Or, it could be that I think that it's logical to be concerned.
I'm an atheist, pragmatic, logical to the degree that I hardly feel anything "or keeping emotions to the bare minimum". I never get angry, I hardly ever feel sympathy, etc.
So far, not an issue. It's just the way I am. Here is the deal though:
I'm an artist: painter and tattooist..I know it sounds controversial to state that I'm devoid of real emotions and still "have the nerve" to claim that I'm an artist but the thing is, I just understand the mathematics of beauty. I would think twice before I help someone who's hurting if his/her state is "beautiful". Because it's just that intriguing.

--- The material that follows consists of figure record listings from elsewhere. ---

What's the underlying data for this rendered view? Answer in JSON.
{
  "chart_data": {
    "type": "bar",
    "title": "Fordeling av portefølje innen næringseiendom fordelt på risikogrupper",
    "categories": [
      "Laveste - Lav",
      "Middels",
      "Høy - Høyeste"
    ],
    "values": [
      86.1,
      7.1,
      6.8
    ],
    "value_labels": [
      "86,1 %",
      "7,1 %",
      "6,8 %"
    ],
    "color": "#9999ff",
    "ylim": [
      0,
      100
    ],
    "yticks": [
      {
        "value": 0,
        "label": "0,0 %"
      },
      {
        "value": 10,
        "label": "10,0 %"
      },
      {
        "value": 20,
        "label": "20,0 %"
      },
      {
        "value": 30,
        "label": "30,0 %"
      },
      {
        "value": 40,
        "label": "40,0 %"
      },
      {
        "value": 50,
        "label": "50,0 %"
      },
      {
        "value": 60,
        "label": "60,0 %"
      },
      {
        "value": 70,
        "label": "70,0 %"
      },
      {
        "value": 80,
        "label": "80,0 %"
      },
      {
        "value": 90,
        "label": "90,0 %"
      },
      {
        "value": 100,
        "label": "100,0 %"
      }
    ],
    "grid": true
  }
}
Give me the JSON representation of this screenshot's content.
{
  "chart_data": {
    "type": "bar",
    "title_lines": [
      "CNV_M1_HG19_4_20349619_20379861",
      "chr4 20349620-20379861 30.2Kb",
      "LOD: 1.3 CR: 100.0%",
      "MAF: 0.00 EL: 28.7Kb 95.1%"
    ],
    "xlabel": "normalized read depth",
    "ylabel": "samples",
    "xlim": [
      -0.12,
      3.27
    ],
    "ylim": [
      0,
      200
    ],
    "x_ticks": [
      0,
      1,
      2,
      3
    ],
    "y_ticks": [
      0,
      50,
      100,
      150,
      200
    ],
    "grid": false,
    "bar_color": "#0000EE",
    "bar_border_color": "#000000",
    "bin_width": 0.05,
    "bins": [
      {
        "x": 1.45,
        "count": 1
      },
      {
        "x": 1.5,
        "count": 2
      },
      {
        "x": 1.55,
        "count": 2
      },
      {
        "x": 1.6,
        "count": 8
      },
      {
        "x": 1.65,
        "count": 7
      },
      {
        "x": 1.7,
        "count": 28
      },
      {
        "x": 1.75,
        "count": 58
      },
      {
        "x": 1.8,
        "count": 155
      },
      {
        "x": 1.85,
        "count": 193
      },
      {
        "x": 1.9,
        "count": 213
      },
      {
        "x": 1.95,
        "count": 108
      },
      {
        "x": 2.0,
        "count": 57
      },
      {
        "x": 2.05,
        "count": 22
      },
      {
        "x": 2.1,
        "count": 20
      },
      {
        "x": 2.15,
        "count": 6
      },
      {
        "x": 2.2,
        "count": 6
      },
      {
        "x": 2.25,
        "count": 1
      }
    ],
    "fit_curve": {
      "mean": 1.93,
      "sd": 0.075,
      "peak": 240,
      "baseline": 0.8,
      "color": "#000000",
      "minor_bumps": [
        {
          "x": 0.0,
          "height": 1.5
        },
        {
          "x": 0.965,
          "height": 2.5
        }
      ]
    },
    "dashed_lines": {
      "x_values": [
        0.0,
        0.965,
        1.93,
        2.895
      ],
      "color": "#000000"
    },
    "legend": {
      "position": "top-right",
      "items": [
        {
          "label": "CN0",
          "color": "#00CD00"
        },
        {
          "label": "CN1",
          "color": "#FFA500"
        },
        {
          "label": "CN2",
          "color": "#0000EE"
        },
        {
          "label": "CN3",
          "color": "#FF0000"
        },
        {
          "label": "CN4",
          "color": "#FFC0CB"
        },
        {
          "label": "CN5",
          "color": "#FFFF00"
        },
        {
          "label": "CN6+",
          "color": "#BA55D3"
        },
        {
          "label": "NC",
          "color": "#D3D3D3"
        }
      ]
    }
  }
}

I'm also supposed to get married in few months. My fiancee', on the other hand, is an extremely emotional person with serious anger issues. How did we even end up together? she just liked me, which isn't a particular trait in my life. And I didn't want to end up alone-not that I mind it, it's just that some times I have needs "not just physical, but a co-dependent relationship seems like a requirement in all societies for public approval", and my guess is that she liked the image, she's younger than me with 3 years. Things were ok in the beginning, now they're simply not, which falls in the norm. I believe I need to feel emotional, towards anything, so I can apply it in the relationship "in case you wonder, ending it is not an option due to long complicated reasons"
Any ideas? affair? fake it? I'm open to suggestions. I wonder if my post makes sense to you.